December:Traditionally Lighter Trade for CBOT Grains,Soy

Posted by: Christine Stebbins
Tags: Grains Insight

Now that November is in the books, some CBOT grain traders said commodity index funds will also begin to close their books for the 2007 year, cementing robust gains. For the first 11 months of 2007, wheat posted the biggest jump — up 73 percent — followed by soybeans, up 58 percent. 

    USDA skips December for U.S. crop production reports, with final harvest ideas pretty well set and next year’s planting ideas too vague to feed trading as yet. South American weather is a volatile factor after the first of the year. The year-end holidays also drain the markets of liquidity as traders take time off.

    So with less of a heavy hand from big speculators, grain traders were expecting a little more range-bound trade based on fundamentals in Chicago Board of Trade grain and soy markets in the coming month.

    That would follow one of the most volatile harvest seasons in memory — wheat regularly jumping and falling the 30-cent daily trading limits, soybeans notching 34-year highs and corn for next year’s harvest already priced at $4.30 a bushel, more than double the decades-long mind-set of $2 corn. Whoa.

    In December, one thing won’t change: Chicago grain traders will continue watching outside markets for direction — crude oil, the value of the dollar, and prospects for yet another interest rate by the Fed Reserve when it meets on Dec. 11.

    On the fundamental side, South American weather will be a daily key. Traders are most focused on Argentina, the world’s No. 3 soy producer. Fields there have been hot and dry this week, depleting soil moisture as the newly seeded soybean crop tries to emerge.

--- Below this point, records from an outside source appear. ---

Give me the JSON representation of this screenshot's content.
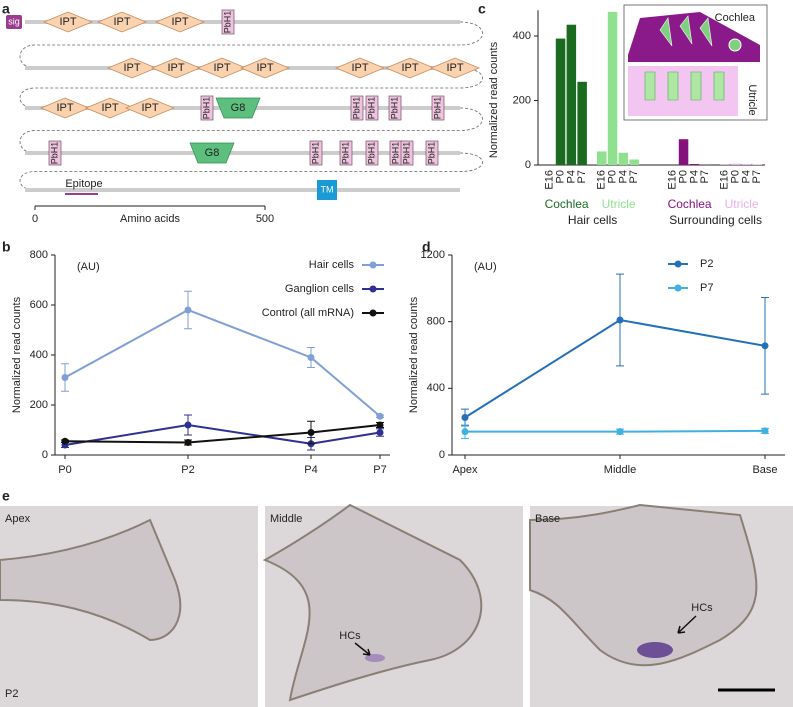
{
  "panel_labels": [
    "a",
    "b",
    "c",
    "d",
    "e"
  ],
  "domain_diagram": {
    "rows": [
      {
        "domains": [
          {
            "label": "sig",
            "shape": "tag"
          },
          {
            "label": "IPT",
            "shape": "diamond"
          },
          {
            "label": "IPT",
            "shape": "diamond"
          },
          {
            "label": "IPT",
            "shape": "diamond"
          },
          {
            "label": "PbH1",
            "shape": "box"
          }
        ]
      },
      {
        "domains": [
          {
            "label": "IPT",
            "shape": "diamond"
          },
          {
            "label": "IPT",
            "shape": "diamond"
          },
          {
            "label": "IPT",
            "shape": "diamond"
          },
          {
            "label": "IPT",
            "shape": "diamond"
          },
          {
            "label": "IPT",
            "shape": "diamond"
          },
          {
            "label": "IPT",
            "shape": "diamond"
          },
          {
            "label": "IPT",
            "shape": "diamond"
          }
        ]
      },
      {
        "domains": [
          {
            "label": "IPT",
            "shape": "diamond"
          },
          {
            "label": "IPT",
            "shape": "diamond"
          },
          {
            "label": "IPT",
            "shape": "diamond"
          },
          {
            "label": "PbH1",
            "shape": "box"
          },
          {
            "label": "G8",
            "shape": "trapezoid"
          },
          {
            "label": "PbH1",
            "shape": "box"
          },
          {
            "label": "PbH1",
            "shape": "box"
          },
          {
            "label": "PbH1",
            "shape": "box"
          },
          {
            "label": "PbH1",
            "shape": "box"
          }
        ]
      },
      {
        "domains": [
          {
            "label": "PbH1",
            "shape": "box"
          },
          {
            "label": "G8",
            "shape": "trapezoid"
          },
          {
            "label": "PbH1",
            "shape": "box"
          },
          {
            "label": "PbH1",
            "shape": "box"
          },
          {
            "label": "PbH1",
            "shape": "box"
          },
          {
            "label": "PbH1",
            "shape": "box"
          },
          {
            "label": "PbH1",
            "shape": "box"
          },
          {
            "label": "PbH1",
            "shape": "box"
          }
        ]
      },
      {
        "domains": [
          {
            "label": "Epitope",
            "shape": "underline"
          },
          {
            "label": "TM",
            "shape": "tm"
          }
        ]
      }
    ],
    "axis_label": "Amino acids",
    "axis_ticks": [
      0,
      500
    ]
  },
  "chart_data": [
    {
      "type": "line",
      "annotation": "(AU)",
      "ylabel": "Normalized read counts",
      "categories": [
        "P0",
        "P2",
        "P4",
        "P7"
      ],
      "ylim": [
        0,
        800
      ],
      "yticks": [
        0,
        200,
        400,
        600,
        800
      ],
      "series": [
        {
          "name": "Hair cells",
          "color": "#809fd6",
          "values": [
            310,
            580,
            390,
            155
          ],
          "errors": [
            55,
            75,
            40,
            5
          ]
        },
        {
          "name": "Ganglion cells",
          "color": "#2e3192",
          "values": [
            40,
            120,
            45,
            90
          ],
          "errors": [
            10,
            40,
            25,
            15
          ]
        },
        {
          "name": "Control (all mRNA)",
          "color": "#111111",
          "values": [
            55,
            50,
            90,
            120
          ],
          "errors": [
            5,
            10,
            45,
            10
          ]
        }
      ]
    },
    {
      "type": "bar",
      "ylabel": "Normalized read counts",
      "categories": [
        "E16",
        "P0",
        "P4",
        "P7"
      ],
      "ylim": [
        0,
        480
      ],
      "yticks": [
        0,
        200,
        400
      ],
      "groups": [
        "Hair cells",
        "Surrounding cells"
      ],
      "inset_labels": [
        "Cochlea",
        "Utricle"
      ],
      "series": [
        {
          "name": "Cochlea",
          "color": "#1a6b1f",
          "group": 0,
          "values": [
            0,
            392,
            435,
            258
          ]
        },
        {
          "name": "Utricle",
          "color": "#8fe08f",
          "group": 0,
          "values": [
            42,
            475,
            38,
            17
          ]
        },
        {
          "name": "Cochlea",
          "color": "#85117f",
          "group": 1,
          "values": [
            0,
            80,
            3,
            1
          ]
        },
        {
          "name": "Utricle",
          "color": "#e8b0e6",
          "group": 1,
          "values": [
            1,
            4,
            3,
            2
          ]
        }
      ]
    },
    {
      "type": "line",
      "annotation": "(AU)",
      "ylabel": "Normalized read counts",
      "categories": [
        "Apex",
        "Middle",
        "Base"
      ],
      "ylim": [
        0,
        1200
      ],
      "yticks": [
        0,
        400,
        800,
        1200
      ],
      "series": [
        {
          "name": "P2",
          "color": "#2470b8",
          "values": [
            225,
            810,
            655
          ],
          "errors": [
            50,
            275,
            290
          ]
        },
        {
          "name": "P7",
          "color": "#3fb0e0",
          "values": [
            140,
            140,
            145
          ],
          "errors": [
            40,
            15,
            15
          ]
        }
      ]
    }
  ],
  "micrographs": {
    "panels": [
      {
        "label": "Apex"
      },
      {
        "label": "Middle",
        "annotation": "HCs"
      },
      {
        "label": "Base",
        "annotation": "HCs"
      }
    ],
    "stage": "P2"
  }
}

    Argentina is expected to see showers by Tuesday, which will help alleviate stress to the young plants. But any change in the forecast, either less or more, will feed into the daily calls for CBOT soybeans, meal and oil.

    Fresh export sales, possible cancellations and actual shipments reported by USDA will also be market-leading news.

    Wheat traders will be zeroed in on fields closer to home. Worries continue about the dryness in the western Plains hard red winter wheat belt. That crop accounts for about half of U.S. wheat and most of U.S. bread flour. But the crop is rated in the worse shape in six years due to an exceptionally dry fall. It will go dormant with cold weather but lack of snow cover can also expose the seedlings to wind damage.

    The current La Nina — a global weather anomaly based on cooling sea surface temperatures in the Pacific Ocean — is rated as the strongest in 20 years. That is being blamed for the persistent dryness in the western Plains wheat belt.

    The strengthening La Nina could also cause some abnormal dryness in southern Brazil and Argentina as the crop season progresses — a development that would feed speculative buying in very edgy global grain markets already spooked by fears of global warming, China’s limitless appetite and the wild card of biofuels demand that has been eating into the world food system’s grain supplies.